The Radical Fringes of Interwar Europe, 1918-1936 HIST4227
- Academic Session: 2019-20
- School: School of Humanities
- Credits: 20
- Level: Level 4 (SCQF level 10)
- Typically Offered: Either Semester 1 or Semester 2
- Available to Visiting Students: Yes
Although remembered posthumously mainly as an interlude between the First and Second World Wars, inter-war Europe saw the birth of the core ideas that were to shape the modern world. This course looks at a number of key themes, including the rise of modern design via the Bauhaus movement, the first attempt at 'global government' (The League of Nations), the emergence of the modern world's first secular, modernising Muslim state (Kemalist Turkey), and the most radical political alternatives to free market liberal capitalism (Communism and Fascism) that emerged in Italy, Spain, the Soviet Union, Romania and Germany during this period.
Two one-hour sessions per week. This is one of the Honours options in History and may not run every year. The options that are running this session are available on MyCampus.
Requirements of Entry
Available to all students fulfilling requirements for Honours entry into History, and by arrangement to visiting students or students of other Honours programmes.
One two-hour examination in April/May of year taught (70%).
One 2,000 word essay (20%)
One 1500 word seminar written paper (3%) and 10 minute seminar oral presentation (3%)
Overall seminar contribution (4%)
Main Assessment In: April/May
Are reassessment opportunities available for all summative assessments? Not applicable
Reassessments are normally available for all courses, except those which contribute to the Honours classification. For non Honours courses, students are offered reassessment in all or any of the components of assessment if the satisfactory (threshold) grade for the overall course is not achieved at the first attempt. This is normally grade D3 for undergraduate students and grade C3 for postgraduate students. Exceptionally it may not be possible to offer reassessment of some coursework items, in which case the mark achieved at the first attempt will be counted towards the final course grade. Any such exceptions for this course are described below.

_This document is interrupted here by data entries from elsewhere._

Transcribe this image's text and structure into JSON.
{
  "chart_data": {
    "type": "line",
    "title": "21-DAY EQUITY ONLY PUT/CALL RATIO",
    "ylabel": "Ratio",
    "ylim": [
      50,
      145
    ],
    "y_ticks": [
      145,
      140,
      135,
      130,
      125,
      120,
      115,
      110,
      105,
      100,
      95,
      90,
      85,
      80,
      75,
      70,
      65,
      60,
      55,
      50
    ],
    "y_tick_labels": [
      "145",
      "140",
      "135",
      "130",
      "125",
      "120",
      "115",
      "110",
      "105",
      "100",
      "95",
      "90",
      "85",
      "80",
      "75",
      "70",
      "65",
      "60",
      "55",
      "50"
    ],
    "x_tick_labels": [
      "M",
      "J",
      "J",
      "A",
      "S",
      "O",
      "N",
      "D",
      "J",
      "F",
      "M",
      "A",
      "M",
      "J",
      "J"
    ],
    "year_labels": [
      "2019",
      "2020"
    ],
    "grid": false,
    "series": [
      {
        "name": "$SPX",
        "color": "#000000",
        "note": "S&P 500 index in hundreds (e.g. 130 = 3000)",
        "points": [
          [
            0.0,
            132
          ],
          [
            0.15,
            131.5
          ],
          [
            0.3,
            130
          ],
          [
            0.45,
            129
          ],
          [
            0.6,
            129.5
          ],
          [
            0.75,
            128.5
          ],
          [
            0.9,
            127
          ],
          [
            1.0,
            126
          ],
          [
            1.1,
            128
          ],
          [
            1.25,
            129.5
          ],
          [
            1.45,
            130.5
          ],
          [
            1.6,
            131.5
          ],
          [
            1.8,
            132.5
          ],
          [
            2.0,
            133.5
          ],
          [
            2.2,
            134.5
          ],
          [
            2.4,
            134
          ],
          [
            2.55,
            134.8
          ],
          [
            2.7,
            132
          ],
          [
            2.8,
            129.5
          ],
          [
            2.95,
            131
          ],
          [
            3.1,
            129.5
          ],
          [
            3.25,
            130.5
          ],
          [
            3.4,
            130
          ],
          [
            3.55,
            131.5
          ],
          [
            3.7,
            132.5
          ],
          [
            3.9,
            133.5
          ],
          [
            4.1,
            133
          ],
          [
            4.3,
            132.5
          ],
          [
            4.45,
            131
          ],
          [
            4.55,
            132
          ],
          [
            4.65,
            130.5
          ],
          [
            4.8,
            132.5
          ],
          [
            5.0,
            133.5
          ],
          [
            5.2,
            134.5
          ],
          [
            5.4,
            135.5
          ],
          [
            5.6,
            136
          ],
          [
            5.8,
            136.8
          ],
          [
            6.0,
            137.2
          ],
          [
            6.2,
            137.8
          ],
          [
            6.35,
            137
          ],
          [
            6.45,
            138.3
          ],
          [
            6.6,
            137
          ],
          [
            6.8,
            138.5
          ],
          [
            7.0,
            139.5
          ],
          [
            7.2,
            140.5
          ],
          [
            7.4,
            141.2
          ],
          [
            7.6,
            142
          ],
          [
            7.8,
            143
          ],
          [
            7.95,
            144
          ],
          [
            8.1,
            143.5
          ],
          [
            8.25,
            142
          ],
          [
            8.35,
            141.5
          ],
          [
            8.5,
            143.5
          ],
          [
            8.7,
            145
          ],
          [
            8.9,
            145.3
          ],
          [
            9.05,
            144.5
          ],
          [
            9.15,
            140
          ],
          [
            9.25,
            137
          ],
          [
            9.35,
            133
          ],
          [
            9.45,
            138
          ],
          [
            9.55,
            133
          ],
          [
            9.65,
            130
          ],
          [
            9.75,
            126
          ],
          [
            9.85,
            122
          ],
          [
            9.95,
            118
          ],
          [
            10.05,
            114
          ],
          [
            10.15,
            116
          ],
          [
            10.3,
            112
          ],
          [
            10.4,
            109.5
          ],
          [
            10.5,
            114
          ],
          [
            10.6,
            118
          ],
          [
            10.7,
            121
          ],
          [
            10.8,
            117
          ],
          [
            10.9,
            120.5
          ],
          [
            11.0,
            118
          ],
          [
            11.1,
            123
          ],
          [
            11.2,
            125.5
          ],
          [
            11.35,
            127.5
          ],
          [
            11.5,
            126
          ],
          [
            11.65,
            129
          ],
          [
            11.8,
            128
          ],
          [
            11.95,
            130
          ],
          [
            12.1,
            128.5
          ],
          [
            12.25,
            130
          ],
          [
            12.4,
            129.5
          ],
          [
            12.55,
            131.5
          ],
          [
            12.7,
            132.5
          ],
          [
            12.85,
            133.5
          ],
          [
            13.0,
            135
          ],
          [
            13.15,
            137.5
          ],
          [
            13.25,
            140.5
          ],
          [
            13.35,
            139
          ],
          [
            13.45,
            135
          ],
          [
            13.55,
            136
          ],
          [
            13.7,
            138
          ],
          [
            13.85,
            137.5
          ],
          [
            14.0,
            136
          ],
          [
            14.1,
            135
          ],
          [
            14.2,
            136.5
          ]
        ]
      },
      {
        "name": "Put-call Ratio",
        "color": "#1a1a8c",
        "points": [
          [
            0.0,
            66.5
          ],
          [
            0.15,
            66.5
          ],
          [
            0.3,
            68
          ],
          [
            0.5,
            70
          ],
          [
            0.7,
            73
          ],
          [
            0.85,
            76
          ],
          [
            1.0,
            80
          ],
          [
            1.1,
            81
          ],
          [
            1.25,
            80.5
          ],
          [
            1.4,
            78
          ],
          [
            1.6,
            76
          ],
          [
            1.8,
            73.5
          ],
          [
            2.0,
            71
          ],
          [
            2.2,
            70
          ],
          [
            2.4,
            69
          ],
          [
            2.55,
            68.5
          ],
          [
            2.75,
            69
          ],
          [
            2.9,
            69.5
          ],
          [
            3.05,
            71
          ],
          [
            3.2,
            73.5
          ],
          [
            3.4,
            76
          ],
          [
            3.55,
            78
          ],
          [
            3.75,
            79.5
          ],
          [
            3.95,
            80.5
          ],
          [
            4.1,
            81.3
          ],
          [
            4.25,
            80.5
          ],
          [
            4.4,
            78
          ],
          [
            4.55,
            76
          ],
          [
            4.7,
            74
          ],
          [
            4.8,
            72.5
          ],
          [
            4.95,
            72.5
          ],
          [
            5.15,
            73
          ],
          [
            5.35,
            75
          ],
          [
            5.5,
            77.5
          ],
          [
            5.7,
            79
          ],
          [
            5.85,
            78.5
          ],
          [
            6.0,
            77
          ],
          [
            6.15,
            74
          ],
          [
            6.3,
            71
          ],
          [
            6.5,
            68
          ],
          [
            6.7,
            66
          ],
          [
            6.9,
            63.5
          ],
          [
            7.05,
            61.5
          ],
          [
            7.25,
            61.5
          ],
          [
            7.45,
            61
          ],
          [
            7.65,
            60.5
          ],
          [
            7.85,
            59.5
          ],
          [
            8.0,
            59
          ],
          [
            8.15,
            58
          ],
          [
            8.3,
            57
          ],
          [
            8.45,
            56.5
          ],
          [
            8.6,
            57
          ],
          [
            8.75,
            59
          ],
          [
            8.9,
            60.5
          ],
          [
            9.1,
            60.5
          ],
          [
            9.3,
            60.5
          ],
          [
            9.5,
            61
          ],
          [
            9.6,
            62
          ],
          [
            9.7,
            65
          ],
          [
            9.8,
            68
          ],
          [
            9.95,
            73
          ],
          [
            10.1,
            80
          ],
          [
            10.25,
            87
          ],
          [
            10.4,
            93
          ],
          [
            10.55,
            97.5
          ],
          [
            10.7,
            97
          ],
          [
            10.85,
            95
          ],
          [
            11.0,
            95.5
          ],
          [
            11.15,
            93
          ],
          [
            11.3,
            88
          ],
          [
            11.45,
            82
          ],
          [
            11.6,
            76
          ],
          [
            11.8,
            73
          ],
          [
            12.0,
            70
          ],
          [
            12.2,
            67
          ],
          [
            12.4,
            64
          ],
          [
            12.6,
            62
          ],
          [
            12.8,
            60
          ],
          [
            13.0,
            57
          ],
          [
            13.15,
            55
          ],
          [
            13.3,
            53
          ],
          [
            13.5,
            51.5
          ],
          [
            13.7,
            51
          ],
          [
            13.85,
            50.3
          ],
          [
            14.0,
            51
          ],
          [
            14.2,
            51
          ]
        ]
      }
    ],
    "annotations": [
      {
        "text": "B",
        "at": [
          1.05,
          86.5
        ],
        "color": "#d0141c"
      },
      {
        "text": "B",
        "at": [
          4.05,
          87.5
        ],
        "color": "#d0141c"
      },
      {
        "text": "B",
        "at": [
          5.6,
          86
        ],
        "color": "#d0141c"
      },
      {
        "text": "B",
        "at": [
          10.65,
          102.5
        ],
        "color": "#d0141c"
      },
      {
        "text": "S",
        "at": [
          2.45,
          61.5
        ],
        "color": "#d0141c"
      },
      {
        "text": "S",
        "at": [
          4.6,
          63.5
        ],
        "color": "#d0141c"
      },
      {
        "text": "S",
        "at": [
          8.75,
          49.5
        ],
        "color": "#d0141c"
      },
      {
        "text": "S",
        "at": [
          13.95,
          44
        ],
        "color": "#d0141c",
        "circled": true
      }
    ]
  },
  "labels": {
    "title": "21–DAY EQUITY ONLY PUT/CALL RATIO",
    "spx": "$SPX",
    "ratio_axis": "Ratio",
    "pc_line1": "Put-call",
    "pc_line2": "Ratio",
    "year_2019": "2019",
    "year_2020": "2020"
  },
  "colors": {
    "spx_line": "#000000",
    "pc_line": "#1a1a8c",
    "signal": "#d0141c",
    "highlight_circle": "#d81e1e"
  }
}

This course will provide the opportunity to:
■ prepare students for independent and original analysis of a complex range of evidence, including source materials, thereby developing intellectual skills that will be of benefit in a wide range of careers.
Students' research capacity will be enriched by their introduction to diverse source materials and their oral and written communication skills enhanced in ways designed to address employers' expectations for highly literate and highly articulate graduates who are fully cognisant of a range of research tools.
■ show students how a professional historian works.
By supporting students in the production of their essay and seminar presentation, students will gain first hand experience of the scoping and shaping of research projects and the challenges faced by historians in the pursuit of advances in knowledge.
■ familiarise students, through source-criticism, with a wide-range of problems of interpretation arising from different usages of language, underlying meanings and intentions, differing standards of objectivity, and the variety of purpose and intent associated with historical evidence (written, visual or other).
The critical interpretation of key historiographical and theoretical debates relating to this subject will inform the close reading of sources. Provenance, perspective, context, intent and audience will be core considerations in students' interpretation of sources.
■ ensure, through student-led discussion, that the relative validity of alternative historical interpretations is fully recognised. The seminars aim to encourage student-led learning and the facilitation of rigorous and informed debate.
■ encourage students to develop imagination, skills and self-discipline required to master a similarly demanding brief in the future, whether in historical research or in any sphere or employment where these qualities are valuable.
Students will be encouraged to reflect on the range of generic research and communication skills they are developing over the course of this course in order to align their academic and professional aspirations and competencies and encourage reflective practice.
Intended Learning Outcomes of Course
By the end of this course students will be able to:
■ analyse and explain the linkages between philosophical ideas and politics in the period and region concerned.
■ demonstrate in written and oral work an understanding of key conceptual debates in the literature.
■ Incorporate such debates along with the capacity to demonstrate this by understanding in written work.
■ possess the capacity to freely articulate the relevance of the period and issues covered to later developments, i.e. to what extent economic instability in Germany undermined democracy, or how Kemal Ataturk's legacy continues to shape Turkey today.
Minimum Requirement for Award of Credits
Students must submit at least 75% by weight of the components (including examinations) of the course's summative assessment.